Chapter 2 : Domain²

19 5 47
                                    

Domain 1
L

obus Alpha
21.12'2100|07:30


"Hmm, jadi ini bukan duniamu ya, Riu?" Nada renyah penuh tanya itu mencuat dari pita suara seorang gadis berlensa bening laut dangkal. Ia bertanya kepada sang tuan, sang pemilik hidupnya yang memaku tak kenal waktu.

Entah telah sejauh apa pertanyaan itu dari kata 'pertama', yang gadis itu tahu ia telah menanti lama. Cukup lama hingga bunga seolah bersemi ditengah badai salju. Namun, tak kunjung lebah bertamu. Padahal sebelumnya mereka berbincangg panjang lebar tentang keajaiban dan masa lalu.

Detik kembali berkumpul menjadi menit. Menit terhimpun membentuk jam, dan gadis itu tetap menunggu tanpa jawaban. Saat bibir tipis merah mudanya hendak kembali mengajukan tanya, tiba-tiba sang lawan bicara membuka suara.

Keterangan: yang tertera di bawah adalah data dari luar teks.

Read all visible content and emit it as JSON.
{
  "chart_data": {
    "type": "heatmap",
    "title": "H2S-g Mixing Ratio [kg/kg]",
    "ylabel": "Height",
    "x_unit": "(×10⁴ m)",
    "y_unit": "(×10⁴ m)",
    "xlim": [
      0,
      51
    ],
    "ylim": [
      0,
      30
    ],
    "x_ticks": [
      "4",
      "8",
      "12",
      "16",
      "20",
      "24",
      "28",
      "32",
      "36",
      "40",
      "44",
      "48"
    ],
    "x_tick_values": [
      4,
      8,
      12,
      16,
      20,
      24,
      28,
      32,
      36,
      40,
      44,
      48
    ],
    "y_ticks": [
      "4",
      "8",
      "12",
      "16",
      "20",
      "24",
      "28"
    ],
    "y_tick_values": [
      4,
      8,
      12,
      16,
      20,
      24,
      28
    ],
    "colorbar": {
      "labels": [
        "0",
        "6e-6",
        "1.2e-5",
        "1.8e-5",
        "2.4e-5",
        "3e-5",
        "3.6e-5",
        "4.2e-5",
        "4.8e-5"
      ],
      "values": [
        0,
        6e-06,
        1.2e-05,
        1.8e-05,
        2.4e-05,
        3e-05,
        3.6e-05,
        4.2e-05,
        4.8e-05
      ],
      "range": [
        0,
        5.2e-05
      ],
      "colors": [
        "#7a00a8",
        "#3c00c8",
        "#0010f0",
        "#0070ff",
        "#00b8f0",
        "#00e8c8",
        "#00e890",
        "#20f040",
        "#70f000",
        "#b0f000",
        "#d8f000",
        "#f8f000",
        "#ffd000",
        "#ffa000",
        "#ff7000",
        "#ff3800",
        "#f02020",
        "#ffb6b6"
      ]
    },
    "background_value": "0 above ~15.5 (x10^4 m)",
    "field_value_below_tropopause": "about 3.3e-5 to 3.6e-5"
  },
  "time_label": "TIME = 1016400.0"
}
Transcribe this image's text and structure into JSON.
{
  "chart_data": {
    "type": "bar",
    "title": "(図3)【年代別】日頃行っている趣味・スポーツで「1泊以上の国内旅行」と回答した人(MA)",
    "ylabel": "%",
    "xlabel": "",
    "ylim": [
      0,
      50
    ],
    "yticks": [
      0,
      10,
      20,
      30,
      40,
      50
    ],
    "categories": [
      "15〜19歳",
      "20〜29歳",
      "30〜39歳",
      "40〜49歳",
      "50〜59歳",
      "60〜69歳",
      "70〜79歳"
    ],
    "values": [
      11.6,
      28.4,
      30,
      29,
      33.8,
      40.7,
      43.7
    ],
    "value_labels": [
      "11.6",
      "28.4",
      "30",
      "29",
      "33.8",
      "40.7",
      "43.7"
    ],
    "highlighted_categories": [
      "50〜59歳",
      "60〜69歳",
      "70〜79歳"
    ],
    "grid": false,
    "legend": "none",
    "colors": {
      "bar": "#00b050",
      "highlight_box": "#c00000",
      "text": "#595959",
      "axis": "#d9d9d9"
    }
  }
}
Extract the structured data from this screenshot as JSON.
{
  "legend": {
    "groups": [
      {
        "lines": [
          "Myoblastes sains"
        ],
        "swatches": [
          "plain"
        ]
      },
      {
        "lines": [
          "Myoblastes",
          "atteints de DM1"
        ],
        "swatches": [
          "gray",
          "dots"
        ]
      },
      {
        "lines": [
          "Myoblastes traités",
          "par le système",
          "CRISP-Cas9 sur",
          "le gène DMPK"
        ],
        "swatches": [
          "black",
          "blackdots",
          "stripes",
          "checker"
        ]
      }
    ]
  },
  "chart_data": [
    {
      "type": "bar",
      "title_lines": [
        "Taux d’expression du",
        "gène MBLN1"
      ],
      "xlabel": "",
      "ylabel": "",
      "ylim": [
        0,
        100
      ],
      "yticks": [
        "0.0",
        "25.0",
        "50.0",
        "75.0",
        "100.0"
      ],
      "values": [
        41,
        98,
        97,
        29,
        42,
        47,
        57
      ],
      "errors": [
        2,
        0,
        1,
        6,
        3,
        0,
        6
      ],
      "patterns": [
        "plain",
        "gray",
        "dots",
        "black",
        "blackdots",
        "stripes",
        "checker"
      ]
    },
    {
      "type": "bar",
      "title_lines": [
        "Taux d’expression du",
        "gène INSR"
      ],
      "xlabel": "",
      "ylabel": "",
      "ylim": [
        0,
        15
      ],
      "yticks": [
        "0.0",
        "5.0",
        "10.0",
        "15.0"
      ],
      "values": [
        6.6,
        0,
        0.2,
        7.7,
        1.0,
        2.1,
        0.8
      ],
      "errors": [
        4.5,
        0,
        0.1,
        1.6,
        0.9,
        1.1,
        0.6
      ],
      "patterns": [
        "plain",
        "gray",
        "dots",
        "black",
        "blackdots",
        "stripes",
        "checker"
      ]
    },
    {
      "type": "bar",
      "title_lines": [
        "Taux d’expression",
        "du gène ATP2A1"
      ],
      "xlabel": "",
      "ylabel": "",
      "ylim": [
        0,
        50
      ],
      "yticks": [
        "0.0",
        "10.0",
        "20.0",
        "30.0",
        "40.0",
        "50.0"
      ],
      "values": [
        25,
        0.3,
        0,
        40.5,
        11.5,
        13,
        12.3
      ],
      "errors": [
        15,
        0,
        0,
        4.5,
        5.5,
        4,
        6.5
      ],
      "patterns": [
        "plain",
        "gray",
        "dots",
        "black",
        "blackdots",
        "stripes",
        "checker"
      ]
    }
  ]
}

"Ya benar. Ini bukan duniaku, Riura."

Beberapa susunan frasa dari celah konsentrasinya sudah cukup mencairkan penantian panjang dari gadis bertajuk Riura. Laksana angin musim semi yang menghangat. Menyapu kembang kapas putih milik sang langit. Merekahkan senyum menarik.

"Jadi kamu berasal dari duniamu yang lain? Atau bagaimana? Aku tak begitu mengerti, Riu." Sekali lagi Riura mengajukan pertanyaan. Seakan tak kapok bertemu jurang penantian.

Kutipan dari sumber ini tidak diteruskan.